Different types of mutual funds categorised by degree of risk 

There are different types of mutual funds, depending on how much risk they entail, namely:

  • Low risk funds: Such mutual funds invest in extremely credible fixed-income securities which carry minimal risk and moderate returns, for instance government bonds and bonds of highly rated companies. 
  • High risk funds: This type of mutual funds invests in high risk securities such as equity stocks and debt instruments carrying a high degree of risk. 
  • Medium risk funds: Characterised by a balance between risk and return, medium risk funds invest in securities carrying a moderate degree of risk.
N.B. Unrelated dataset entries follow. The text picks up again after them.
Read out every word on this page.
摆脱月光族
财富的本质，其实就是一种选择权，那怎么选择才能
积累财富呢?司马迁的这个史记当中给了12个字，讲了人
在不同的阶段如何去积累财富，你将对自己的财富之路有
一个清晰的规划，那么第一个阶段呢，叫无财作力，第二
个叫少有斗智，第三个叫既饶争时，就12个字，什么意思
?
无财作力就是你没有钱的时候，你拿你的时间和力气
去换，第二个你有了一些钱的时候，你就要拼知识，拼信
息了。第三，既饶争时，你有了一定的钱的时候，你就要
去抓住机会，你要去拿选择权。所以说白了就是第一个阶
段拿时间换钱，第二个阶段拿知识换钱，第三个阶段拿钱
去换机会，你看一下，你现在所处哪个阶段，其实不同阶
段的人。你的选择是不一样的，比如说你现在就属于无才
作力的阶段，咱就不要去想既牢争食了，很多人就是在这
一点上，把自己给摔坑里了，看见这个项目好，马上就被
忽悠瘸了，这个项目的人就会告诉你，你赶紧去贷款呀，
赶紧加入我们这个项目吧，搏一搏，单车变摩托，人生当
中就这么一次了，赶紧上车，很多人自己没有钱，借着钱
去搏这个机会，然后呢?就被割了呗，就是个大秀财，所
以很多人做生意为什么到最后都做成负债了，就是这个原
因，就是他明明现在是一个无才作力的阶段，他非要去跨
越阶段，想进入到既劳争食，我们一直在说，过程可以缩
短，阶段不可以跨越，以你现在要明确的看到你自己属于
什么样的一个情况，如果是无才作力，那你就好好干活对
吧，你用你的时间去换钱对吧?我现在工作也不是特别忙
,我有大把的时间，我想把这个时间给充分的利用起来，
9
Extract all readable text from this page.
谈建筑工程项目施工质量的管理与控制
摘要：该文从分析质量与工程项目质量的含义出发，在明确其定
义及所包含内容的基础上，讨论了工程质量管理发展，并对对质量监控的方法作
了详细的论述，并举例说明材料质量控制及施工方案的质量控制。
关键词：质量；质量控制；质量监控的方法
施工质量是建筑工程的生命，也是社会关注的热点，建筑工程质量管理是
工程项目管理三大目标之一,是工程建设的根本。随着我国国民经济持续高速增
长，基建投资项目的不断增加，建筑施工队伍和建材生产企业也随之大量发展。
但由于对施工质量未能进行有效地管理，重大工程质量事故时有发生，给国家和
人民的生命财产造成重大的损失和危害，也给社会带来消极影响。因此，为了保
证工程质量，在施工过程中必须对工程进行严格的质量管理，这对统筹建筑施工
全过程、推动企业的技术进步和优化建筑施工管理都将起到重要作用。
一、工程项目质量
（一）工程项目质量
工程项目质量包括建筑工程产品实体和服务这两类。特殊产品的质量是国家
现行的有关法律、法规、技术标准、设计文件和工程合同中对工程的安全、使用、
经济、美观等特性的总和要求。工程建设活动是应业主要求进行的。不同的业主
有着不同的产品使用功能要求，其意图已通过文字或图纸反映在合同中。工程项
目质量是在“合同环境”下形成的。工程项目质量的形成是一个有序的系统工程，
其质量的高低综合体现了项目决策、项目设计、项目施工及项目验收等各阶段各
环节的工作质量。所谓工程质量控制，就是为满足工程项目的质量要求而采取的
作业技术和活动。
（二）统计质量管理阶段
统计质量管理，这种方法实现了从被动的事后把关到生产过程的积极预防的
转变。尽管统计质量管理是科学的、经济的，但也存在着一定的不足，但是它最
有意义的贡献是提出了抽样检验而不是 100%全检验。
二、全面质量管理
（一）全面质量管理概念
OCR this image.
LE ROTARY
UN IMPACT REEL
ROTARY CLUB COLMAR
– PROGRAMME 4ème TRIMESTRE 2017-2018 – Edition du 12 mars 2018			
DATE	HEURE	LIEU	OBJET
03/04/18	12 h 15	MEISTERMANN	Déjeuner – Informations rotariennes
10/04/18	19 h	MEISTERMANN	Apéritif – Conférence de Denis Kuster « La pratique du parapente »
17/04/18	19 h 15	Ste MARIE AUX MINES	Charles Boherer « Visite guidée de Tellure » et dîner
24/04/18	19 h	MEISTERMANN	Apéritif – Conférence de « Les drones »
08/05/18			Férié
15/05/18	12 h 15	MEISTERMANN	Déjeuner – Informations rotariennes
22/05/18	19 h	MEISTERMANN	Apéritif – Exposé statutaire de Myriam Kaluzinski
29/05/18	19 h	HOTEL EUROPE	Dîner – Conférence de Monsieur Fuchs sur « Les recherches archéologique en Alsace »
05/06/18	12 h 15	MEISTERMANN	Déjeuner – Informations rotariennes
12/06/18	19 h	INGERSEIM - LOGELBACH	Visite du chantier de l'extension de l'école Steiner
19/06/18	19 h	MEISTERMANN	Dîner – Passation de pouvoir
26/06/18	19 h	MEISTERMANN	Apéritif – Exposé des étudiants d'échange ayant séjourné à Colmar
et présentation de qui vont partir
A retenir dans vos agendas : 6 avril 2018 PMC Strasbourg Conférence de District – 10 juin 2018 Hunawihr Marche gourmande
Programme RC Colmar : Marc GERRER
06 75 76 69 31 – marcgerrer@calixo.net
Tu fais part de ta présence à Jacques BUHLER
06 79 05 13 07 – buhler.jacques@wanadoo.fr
Such funds usually invest in various asset classes to reduce the overall risk exposure of investors. 

To sum it up 

Depending on your investment objectives, investing timeline, preferred degree of risk exposure, and desired liquidity, you can choose the ideal mutual funds to add to your investment portfolio. You can invest in different types of mutual funds in India online and save time and effort in the process.

Disclaimer: Investments in the securities market are subject to market risk, read all related documents carefully before investing.

This content is for educational purposes only. Securities quoted are exemplary and not recommendatory.